The Taylor expansion. Near a point a: f(x) ≈ f(a) + f'(a)·(x-a) + (f''(a)/2!)·(x-a)² + (f'''(a)/3!)·(x-a)³ + .... Each term uses one more derivative at a, divided by k!, attached to a power of (x-a).
Why factorials. They make the matching property exact: the polynomial and f share value, slope, concavity, and every higher derivative at a. Differentiating (x-a)^k exactly k times produces k!; dividing by k! cancels that buildup so the k-th derivative of the k-th term at a is exactly f^(k)(a).
The geometric build. Keep one term and you have the tangent line; add the next and the line bends into a parabola matching concavity; each further term wraps the polynomial one more order tighter around f near a.
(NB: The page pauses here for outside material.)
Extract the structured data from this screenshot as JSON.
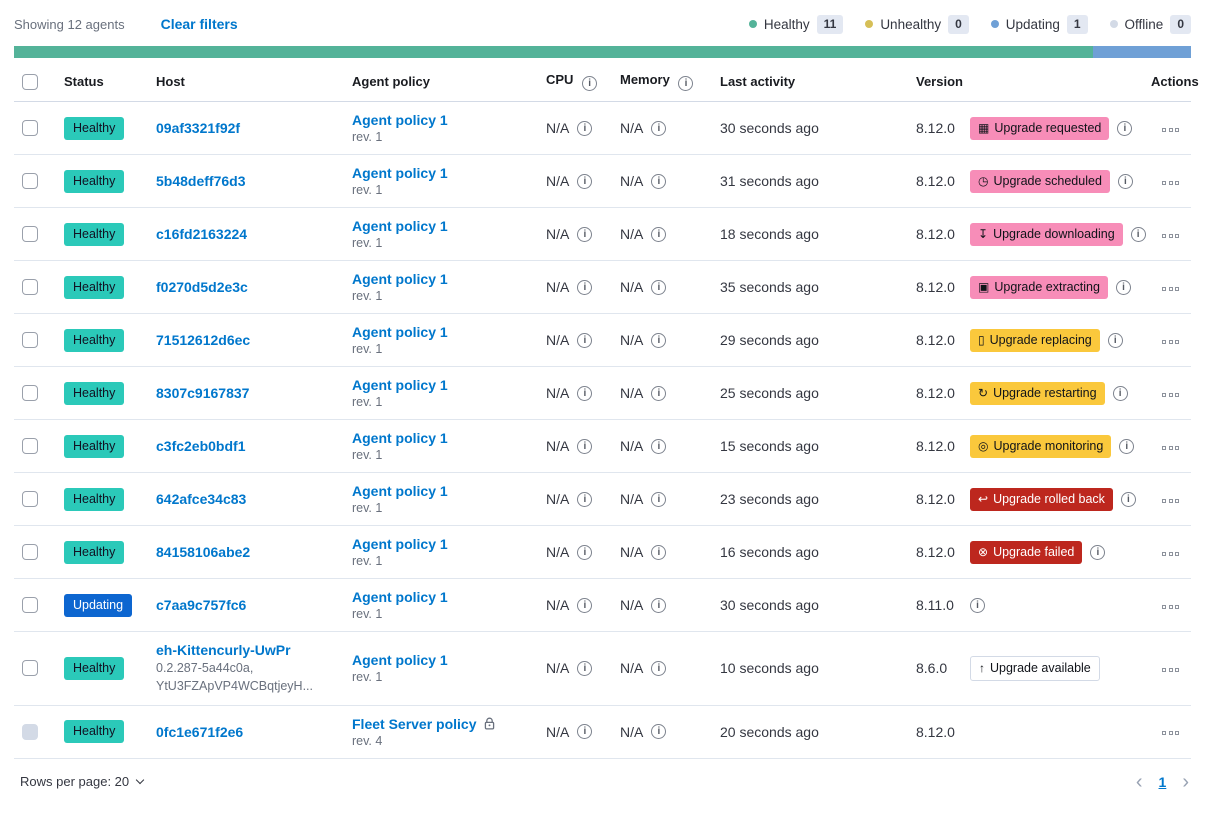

Three canonical series at 0. e^x = 1 + x + x²/2! + x³/3! + ... (every derivative is 1; test at x=1: 1+1+.5+.167+.042+.008 = 2.717 ≈ e). sin x = x - x³/3! + x⁵/5! - ... (odd powers, alternating; partial sums at x=1 march 1.000, 0.833, 0.842, 0.84147 = sin 1). cos x = 1 - x²/2! + x⁴/4! - ... (even powers, alternating).
Earlier lessons made rigorous. The small-angle sin(x) ≈ x is the first-order Taylor term (next term x - x³/6 is sharper). L’Hôpital is the first-order Taylor ratio f'(a)/g'(a). A polynomial equals its own (finite, terminating) Taylor series, because its tower of derivatives runs out.
Newton’s method is Taylor at work. Replace f with its first-order Taylor approximation (the tangent line) and jump to where it crosses zero: x - f(x)/f'(x). For √2 from x_0 = 1.5: 1.5 → 1.41667 → 1.41421 in two steps. Each step roughly doubles the correct digits.

What changes for you

The arc that began with a circle now closes with a single polynomial standing in for any function you like, built from nothing but the rates you know how to find. That single idea is the calculus engine of machine learning: gradient descent is a first-order Taylor step on the loss (approximate by the tangent plane, walk downhill of the linear model); Newton’s method is a second-order Taylor step (add the Hessian term, build a parabola, jump to its bottom); the neural tangent kernel is a first-order Taylor expansion of a network in its parameters at initialization (and underwrites infinite-width training analysis). Even at the silicon level, when a processor evaluates sin, exp, log, it is computing a truncated Taylor-style polynomial, because polynomials are all the hardware can do directly. When a paper writes a gradient step, a second-order method, or a tangent-kernel argument, it is speaking Taylor. With Track 8 complete, those moves read as ideas you understand rather than opaque symbols, which was the point of the track from the first lesson.